In Namibia, which is near one of the largest desert regions on the continent, water and camels become very valuable. It varies greatly among regions, but the European culture of basing the economy on gold and precious metals, which are abundant in Africa, did not make sense within those communities. In general, these metals were used in construction for their power of resistance, but they were not given a high value.
Another divergence is how we view work. Thinking about Yoruba and Bantu peoples, within the cities there were craft clans. While the profession is individual and does not define the individual, the craft is the activity itself, specialized and with knowledge passed from father to son.
“As the orixás are the guardians of the city, it was common for religion and trades to go together; if you are from the Ogum lineage, your family probably works with iron; or yet, thinking of the Bantus, if you are Zulu, your trade will probably be mining,” Njeri exemplifies. In this way, there is no mobility of craft, because it is already ancestrally defined.
Oyewùmí agrees. “Your family, your lineage is more important than whether you are male or female. So if hunting is the vocation of your family, you, as a woman in that family, have access and opportunity to be a hunter well before a man in a non-hunting family,” says the Nigerian sociologist.
Imagining this possible Brazil, and with so much to rescue from its latent bonds, we asked Aza Njeri what are Africa’s greatest heritages in our country. “Besides the body, the word, the ethical and aesthetic set, which are more than heritages, they are survival strategies. I think that Africa leaves us the principle of balance, the circularity of the experiences of living: our family, capoeira, samba, jongo. Circularity is a civilizing value that I can see in Afro-Brazilian black experiences,” she answers.

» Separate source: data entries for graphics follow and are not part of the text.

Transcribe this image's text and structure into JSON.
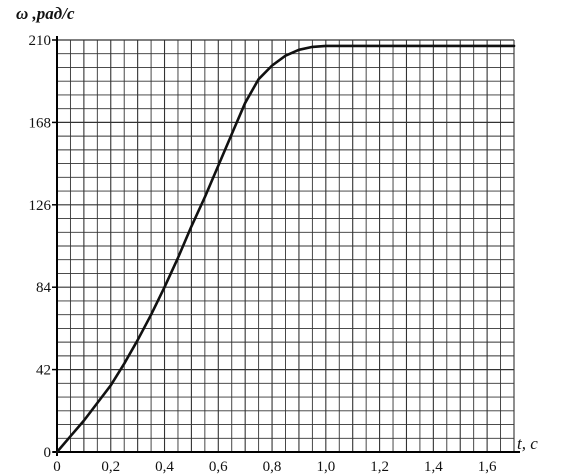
{
  "chart_data": {
    "type": "line",
    "title": "",
    "ylabel": "ω ,рад/с",
    "xlabel": "t, с",
    "xlim": [
      0,
      1.7
    ],
    "ylim": [
      0,
      210
    ],
    "grid": true,
    "legend": "none",
    "x_ticks": [
      "0",
      "0,2",
      "0,4",
      "0,6",
      "0,8",
      "1,0",
      "1,2",
      "1,4",
      "1,6"
    ],
    "x_tick_values": [
      0,
      0.2,
      0.4,
      0.6,
      0.8,
      1.0,
      1.2,
      1.4,
      1.6
    ],
    "y_ticks": [
      "0",
      "42",
      "84",
      "126",
      "168",
      "210"
    ],
    "y_tick_values": [
      0,
      42,
      84,
      126,
      168,
      210
    ],
    "series": [
      {
        "x": [
          0,
          0.05,
          0.1,
          0.15,
          0.2,
          0.25,
          0.3,
          0.35,
          0.4,
          0.45,
          0.5,
          0.55,
          0.6,
          0.65,
          0.7,
          0.75,
          0.8,
          0.85,
          0.9,
          0.95,
          1.0,
          1.1,
          1.2,
          1.4,
          1.6,
          1.7
        ],
        "y": [
          0,
          8,
          16,
          25,
          34,
          45,
          57,
          70,
          84,
          99,
          115,
          130,
          146,
          162,
          178,
          190,
          197,
          202,
          205,
          206.5,
          207,
          207,
          207,
          207,
          207,
          207
        ]
      }
    ],
    "colors": {
      "line": "#111111",
      "grid": "#333333",
      "axis": "#000000",
      "background": "#ffffff"
    }
  }
}
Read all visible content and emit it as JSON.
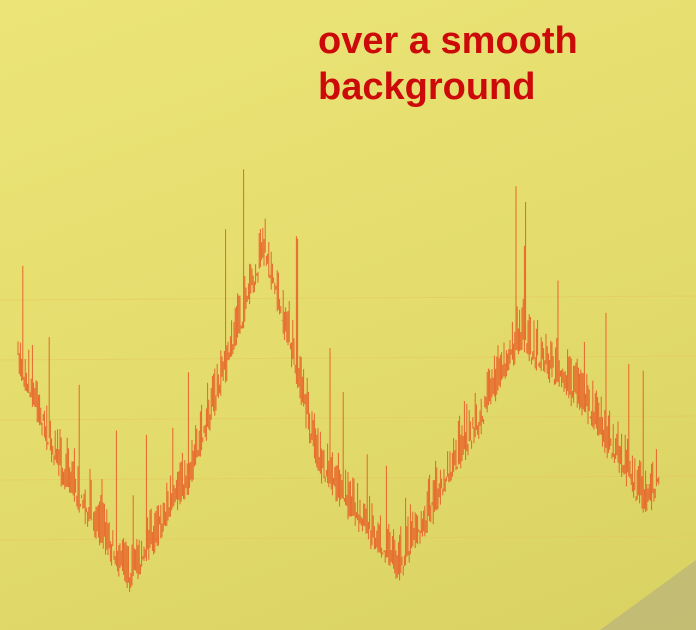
{
  "caption": "over a smooth background"
}
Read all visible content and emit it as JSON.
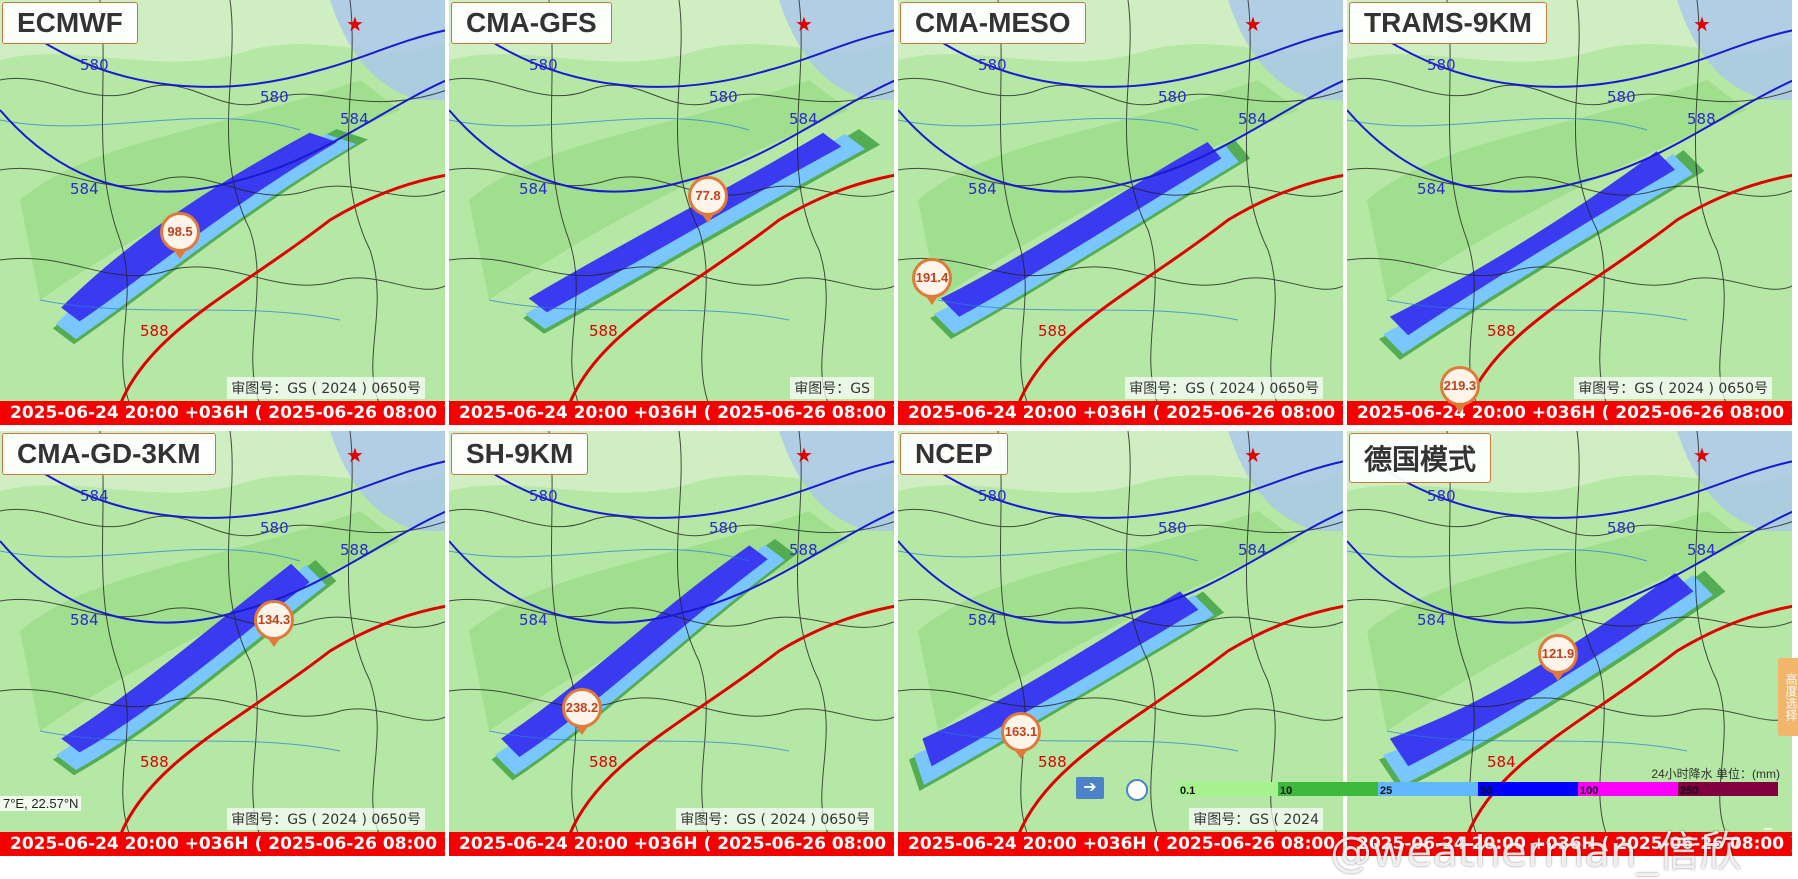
{
  "panels": [
    {
      "title": "ECMWF",
      "timestamp": "2025-06-24 20:00 +036H ( 2025-06-26 08:00 )",
      "gs": "审图号：GS ( 2024 ) 0650号",
      "max": "98.5",
      "contours": [
        "580",
        "580",
        "584",
        "584",
        "584",
        "588"
      ]
    },
    {
      "title": "CMA-GFS",
      "timestamp": "2025-06-24 20:00 +036H ( 2025-06-26 08:00 )",
      "gs": "审图号：GS",
      "max": "77.8",
      "contours": [
        "580",
        "580",
        "584",
        "584",
        "588"
      ]
    },
    {
      "title": "CMA-MESO",
      "timestamp": "2025-06-24 20:00 +036H ( 2025-06-26 08:00 )",
      "gs": "审图号：GS ( 2024 ) 0650号",
      "max": "191.4",
      "contours": [
        "580",
        "580",
        "584",
        "584",
        "588"
      ]
    },
    {
      "title": "TRAMS-9KM",
      "timestamp": "2025-06-24 20:00 +036H ( 2025-06-26 08:00 )",
      "gs": "审图号：GS ( 2024 ) 0650号",
      "max": "219.3",
      "contours": [
        "580",
        "580",
        "584",
        "588"
      ]
    },
    {
      "title": "CMA-GD-3KM",
      "timestamp": "2025-06-24 20:00 +036H ( 2025-06-26 08:00 )",
      "gs": "审图号：GS ( 2024 ) 0650号",
      "max": "134.3",
      "contours": [
        "584",
        "580",
        "584",
        "588"
      ]
    },
    {
      "title": "SH-9KM",
      "timestamp": "2025-06-24 20:00 +036H ( 2025-06-26 08:00 )",
      "gs": "审图号：GS ( 2024 ) 0650号",
      "max": "238.2",
      "contours": [
        "580",
        "580",
        "584",
        "588"
      ]
    },
    {
      "title": "NCEP",
      "timestamp": "2025-06-24 20:00 +036H ( 2025-06-26 08:00 )",
      "gs": "审图号：GS ( 2024",
      "max": "163.1",
      "contours": [
        "580",
        "580",
        "584",
        "584",
        "588"
      ]
    },
    {
      "title": "德国模式",
      "timestamp": "2025-06-24 20:00 +036H ( 2025-06-26 08:00 )",
      "gs": "",
      "max": "121.9",
      "contours": [
        "580",
        "580",
        "584",
        "584"
      ]
    }
  ],
  "legend": {
    "label": "24小时降水 单位：(mm)",
    "ticks": [
      "0.1",
      "10",
      "25",
      "50",
      "100",
      "250"
    ],
    "colors": [
      "#a6f28f",
      "#3dba3d",
      "#61b8ff",
      "#0000fe",
      "#fa00fa",
      "#800040"
    ]
  },
  "side_button": "高度选择",
  "coord_readout": "7°E, 22.57°N",
  "watermark": "@weatherman_信欣"
}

“Another very important legacy is the ancestry, spirituality of the religions of African matrix. A candomblé terreiro is a mythical womb of African civilization, what we have of Africa as a living experience. And “pretuguese”, this “black” way of speaking Portuguese, this entrance of Bantu phonetics and lexical cadence into the Portuguese language, that will make us speak: falanu, comenu, craudia, bicicreta, you know?”
From the language, the sound, the way of looking and looking at life, millions of African lives continue to live in the Afro-Brazilian soil they built, without breaking the umbilical cord that nourishes Africa in Brazil.